07 April 2013

Bestzeitchen beim Berlin-Halbmarathon

Obwohl heute früh so ziemlich alles schief lief:


  • Trotz  Flohsamen streikte die Verdauung. Und das, wo ich mir am Vorabend in der "Seerose" eine gigantomanische Portion vom vegetarischen Buffet in den Bauch gepackt hatte, in welchem die Gemüse- und Hülsenfrüchtemischung nun weiterhin vor sich hinrumpelte und -pumpelte. Zum Frühstück noch zwei Croissants oben draufgepackt ...
  • Für den sonnigen Tag, der es wurde, war ich fast zu doll eingepackt. Bei den Eiseskälteläufen der letzten Wochen war ich dünner angezogen und hätte auch heute die Windweste weglassen sollen, die zusätzliche Unterwäsche erst recht.
  • Trotz Starts im letzten Abschnitt des D-Blocks und damit eigentlich genau dort, wo ich bei meinem Tempo hingehöre, musste ich über viele Kilometer nur überholen und mich an ganzen Wänden falsch einsortierter Langsam-cliquen vorbei slalomen. Hätte ich anders erwartet bei so breiten Straßen und so akribischer Organisation. Behaupte im Nachhinein: so behindert wurde ich noch bei keinem meiner Feld- Wald- und wiesenläufe bisher wie heute in Berlin.
  • Vor dem Brandenburger Tor - per se schon ein kleiner Engpassbereich - stockte das ganze Feld und kam ins leichte Trudeln weil viele langsamer wurden um zu gucken oder zu fotografieren.
  • Just als ich darüber maulen wollte, trudelte ich meinerseits und wäre fast wegen eines offenen Schürsenkels schnöde auf die Nase gefallen. Mußte also gleich nach dem berühmten Tor stoppen und Schuh binden.
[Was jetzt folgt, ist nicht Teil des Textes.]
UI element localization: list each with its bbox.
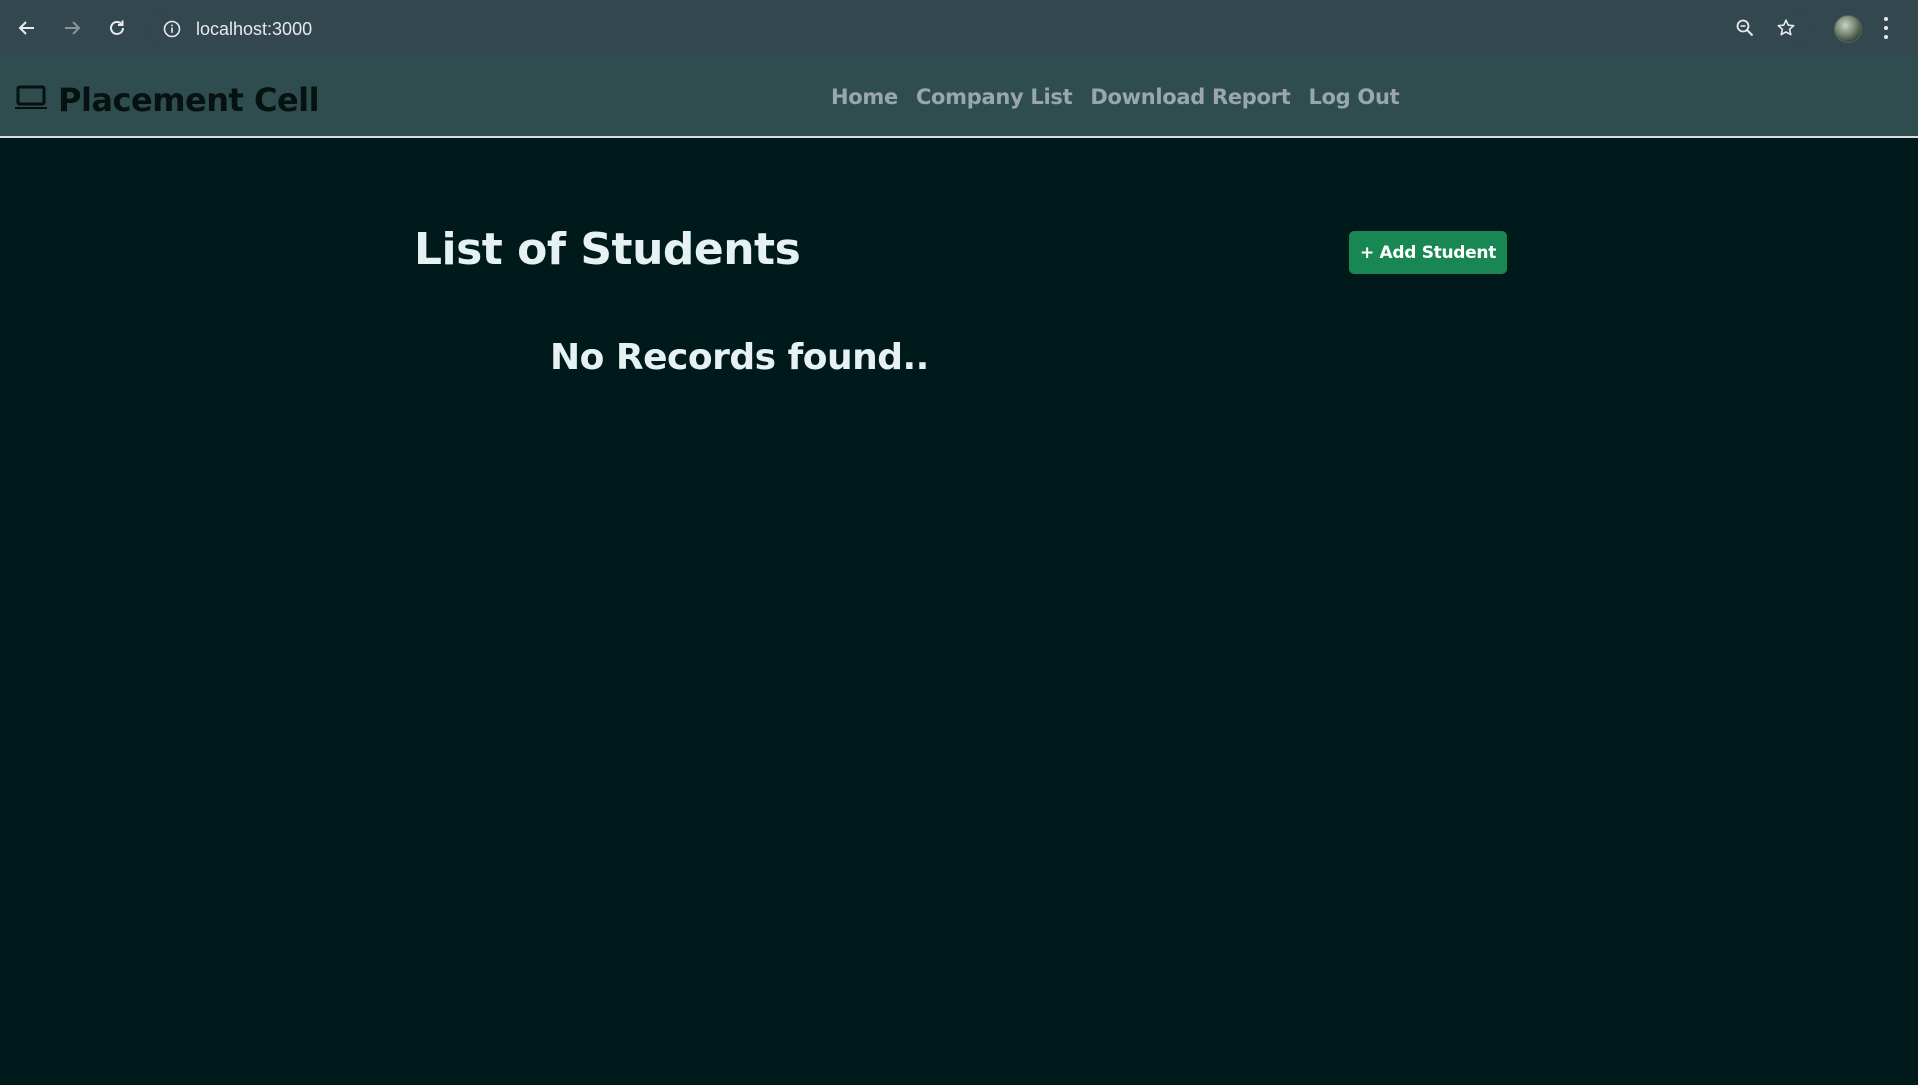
back-arrow-icon[interactable] [13, 14, 41, 42]
site-info-icon[interactable] [162, 19, 182, 39]
profile-avatar[interactable] [1834, 15, 1862, 43]
browser-toolbar: localhost:3000 [0, 0, 1918, 57]
empty-state-message: No Records found.. [550, 337, 929, 378]
nav-link-download-report[interactable]: Download Report [1090, 85, 1290, 109]
add-student-button[interactable]: + Add Student [1349, 231, 1507, 274]
laptop-icon [14, 85, 48, 115]
url-text: localhost:3000 [196, 19, 313, 39]
address-bar[interactable]: localhost:3000 [150, 9, 1810, 49]
nav-link-log-out[interactable]: Log Out [1308, 85, 1399, 109]
menu-kebab-icon[interactable] [1882, 17, 1890, 39]
reload-icon[interactable] [103, 14, 131, 42]
page-title: List of Students [414, 224, 801, 275]
bookmark-star-icon[interactable] [1774, 16, 1798, 40]
app-navbar: Placement Cell Home Company List Downloa… [0, 57, 1918, 138]
nav-link-company-list[interactable]: Company List [916, 85, 1073, 109]
brand[interactable]: Placement Cell [14, 81, 320, 119]
zoom-icon[interactable] [1733, 16, 1757, 40]
nav-link-home[interactable]: Home [831, 85, 898, 109]
brand-name: Placement Cell [58, 81, 320, 119]
nav-links: Home Company List Download Report Log Ou… [831, 85, 1400, 109]
forward-arrow-icon[interactable] [58, 14, 86, 42]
Wie nervig ist das denn!?
  • Fast kein Kilometerschild gesehen. Höchstens jedes vierte oder fünfte weil immer irgendwo im Pulk und die Augen wegen der Sonne zu Sehschlitzen verengt. Hätte auch sonstwo gelaufen sein können, hab' eh fast nix gesehen.
  • Zwischen KM 19 und 20, in der Nähe meines Hotels plötzlich ein Krankenwagen, der seitwärts mit Blaulicht reinfährt und die Meute zum Bremsen und Randlaufen zwingt. Da laufe ich auch schon vorbei an der Person, die in einem Helferpulk am Boden liegt wie eine zusammengesunkene Puppe . Ich sehe nur die Komisch und gummiartig übereinander verdrehten Beine der reglosen Person.
  • Habe in Berichten davon gelesen, dass Zeugen derartiger Zusammenbrüche heftig reagieren und hätte es aber von mir nie erwartet. Aber doch: ohne, dass vorher ein bewusster Gedanke dazu im Hirn gebildet worden wäre, reagiert mein Körper autonom und quasi aus dem Rückenmark: die Beine werden hart, ich erschrecke mich und - komplett erstaunlich für mich verspüre ich das Bedürfnis, auf die Toilette zu gehen. Un d zwar "so richtig", der Flohsamen ließ grüßen. Schwindelig wird mir auch. Um mich herum werden viele Mitläufer ebenfalls plötzlich viel langsamer.
  • Obwohl ich dieses Bedürfnis gerade so noch im Zaum halten kann, komme ich nicht mehr gescheit in den Tritt. Etwas später, direkt auf  Zielgerade: noch ein Läufer sackt kurz vor mir zusammen wie ein nasser Sack. Helfer am Rand springen sofort herbei und nochmal laufe ich mit einem zweiten Schrecken reichlich verwirrt dran vorbei und über die Zielmatte.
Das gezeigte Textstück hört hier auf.